Three fixed differences between type A and the two ice-inhabiting forms is congruent with previous suggestions of separate species status. The genetic pattern suggests that for females, at least, there is no gene flow between them. However, the genetic evidence for reproductive isolation between types B and C (one fixed difference) is notably weaker; the variation within ecotypes is equivalent to the differences between them. This single fixed difference is therefore also consistent with simple geographical variation within a single species, especially considering that types B and C were sampled at geographically disparate locations. Determining the relationship between types B and C, and indeed among all the types, will require more extensive sampling, especially from areas where they co-occur (i.e. east Antarctica), as well as data from independent genetic markers.
It seems paradoxical that the types B and C can appear very different in external morphology, with no recorded intermediates, and yet be nearly identical in their control region sequences, a gene noted for its high levels of variation and rapid evolution. One could argue that unless intermediate phenotypes are found, the most parsimonious explanation is that these nevertheless represent different species, arising from a very recent divergence. However, caution dictates that any conclusion about reproductive isolation also requires data from other genetic markers and morphology, and on seasonal movements and breeding patterns; these are not currently available.
Whether or not interbreeding among the different types occurs, the pattern of genetic variation may say something about the relative plasticity of non-molecular characters. The largest degree of sequence differentiation, seen between types A and B/C, coincides with the most obvious morphological differences (body size and coloration), as well as the differences in habitat preference (open water versus ice). The body size differences alone are substantial: type C reaches a maximum of 6
m while type A attains 9
m, 50% larger (Pitman et al. 2007
). Among all three, the differences in prey preferences and morphology are all fairly dramatic regardless of the degree of genetic differentiation. There are some parallels between the Antarctic killer whales and the better studied north Pacific killer whales. In both, there are three known largely sympatric ecotypes (resident, transient and offshore in the north Pacific), and divergence in both communities seems to focus on specializations in habitat (inshore versus offshore) and prey (fishes versus mammals). However, morphological divergence among Antarctic forms is much more dramatic than among the north Pacific ecotypes. For both regions, osteological comparisons are needed, but efforts are hindered by a paucity of specimens.
also provides a context for examining this variation relative to samples from other geographical regions. Despite low levels of variation within the types, types B and C contribute to killer whale variation on a global scale as the sole representative of an entire clade. By contrast, type A killer whales from Antarctica are interspersed throughout the rest of the tree among those from other regions. In spite of the small sample size, type A killer whales thus show the highest level of sequence variation. This may be due to multiple populations being sampled. If type A killer whales represent seasonal visitors that follow migrating minke whales into Antarctic waters (Pitman & Ensor 2003
), it is possible that this sample set represents multiple breeding populations from low latitudes of the different ocean basins.
How distinct then are Antarctic types B and C in a global context? If one were to categorize killer whales from outside Antarctica according to the coloration designations used herein, all the killer whales in from outside Antarctica for which we have documentation would be considered as type A. Furthermore, all these haplotypes from other areas have CATT at the four diagnostic sites discussed above; the same pattern as in type A killer whales from Antarctica.
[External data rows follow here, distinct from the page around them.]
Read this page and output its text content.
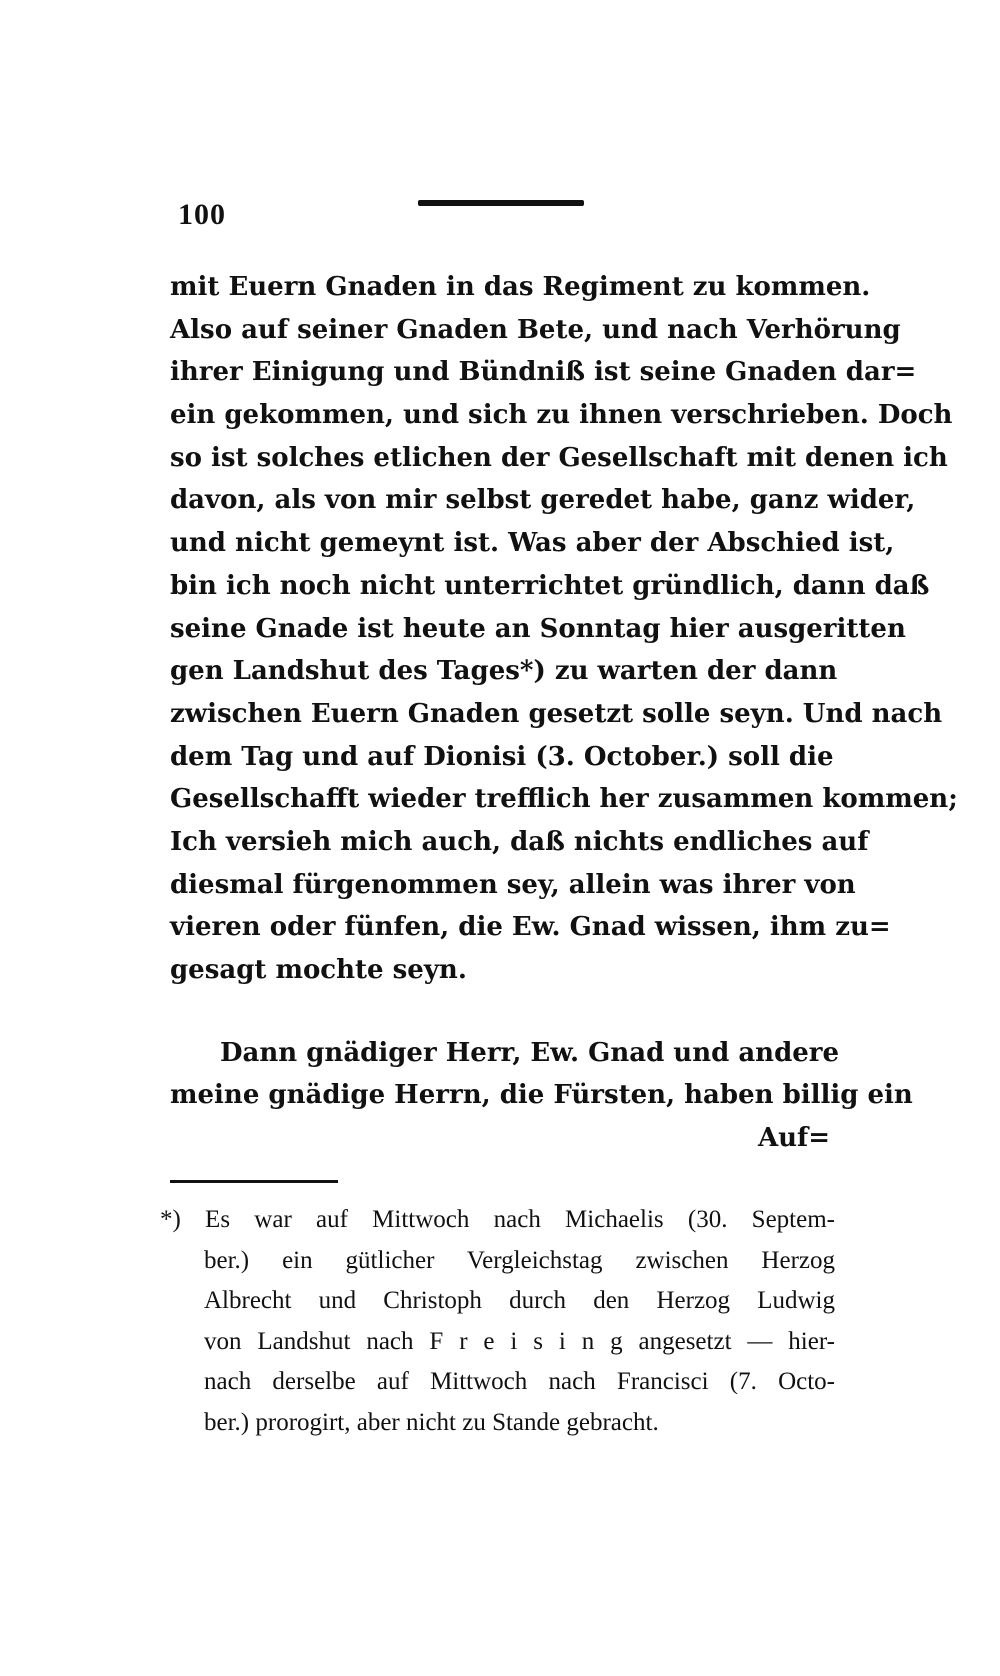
100
mit Euern Gnaden in das Regiment zu kommen.
Also auf seiner Gnaden Bete, und nach Verhörung
ihrer Einigung und Bündniß ist seine Gnaden dar=
ein gekommen, und sich zu ihnen verschrieben. Doch
so ist solches etlichen der Gesellschaft mit denen ich
davon, als von mir selbst geredet habe, ganz wider,
und nicht gemeynt ist. Was aber der Abschied ist,
bin ich noch nicht unterrichtet gründlich, dann daß
seine Gnade ist heute an Sonntag hier ausgeritten
gen Landshut des Tages*) zu warten der dann
zwischen Euern Gnaden gesetzt solle seyn. Und nach
dem Tag und auf Dionisi (3. October.) soll die
Gesellschafft wieder trefflich her zusammen kommen;
Ich versieh mich auch, daß nichts endliches auf
diesmal fürgenommen sey, allein was ihrer von
vieren oder fünfen, die Ew. Gnad wissen, ihm zu=
gesagt mochte seyn.
Dann gnädiger Herr, Ew. Gnad und andere
meine gnädige Herrn, die Fürsten, haben billig ein
Auf=
*) Es war auf Mittwoch nach Michaelis (30. Septem-
ber.) ein gütlicher Vergleichstag zwischen Herzog
Albrecht und Christoph durch den Herzog Ludwig
von Landshut nach F r e i s i n g angesetzt — hier-
nach derselbe auf Mittwoch nach Francisci (7. Octo-
ber.) prorogirt, aber nicht zu Stande gebracht.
In this sense, the diagnostic sites for types B and C are not area specific; the appearance and the genetic pattern are congruent on a global scale. In other words, the mutations that resulted in the diagnostic differences for types B and C appear not to have occurred in killer whales anywhere else. The congruence of these lines of evidence suggests that the divergence between these types represents a species boundary.
Although the existence of sympatric killer whale ecotypes has been recorded in different regions, on a global scale there does not appear to be congruence between ecotype and genotype (Hoelzel et al. 2002
); specific prey specializations apparently had multiple independent origins. Whether or not any of these scenarios represent speciation events (either complete or incipient) remains an open question; some specialization may merely reflect behavioural preferences of particular family groups, and therefore perhaps reversible. Although data are lacking from many killer whale populations around the world, ecological specialization and divergence does seem to be more prevalent at high latitudes, which may reflect higher densities of schooling fishes and mammals. The divergence from the more widespread type A to types B and C ecotypes seems to have occurred only once, as evidenced by the monophyly of the B/C clade, and seems to have taken place in Antarctica. Some uncertainty about the biogeography of this clade will persist until more is known about the distribution and seasonal movements of the two types.
Killer whales are arguably one of the best-studied and most eminently recognizable large animals on Earth, making the discovery of one or perhaps two new species a bit surprising. Recently, however, a number of studies have detected the presence of other previously unrecognized cetacean species based on morphological and genetic data (e.g. Dalebout et al. 2002
; Wada et al. 2003
; Beasley et al. 2005
). Taken together, these findings indicate that cetacean diversity in the world's oceans may be substantially underestimated, and that there is still much to learn about even the largest of mammals.
Biopsy collection was conducted under the guidelines of the US Marine Mammal Protection Act.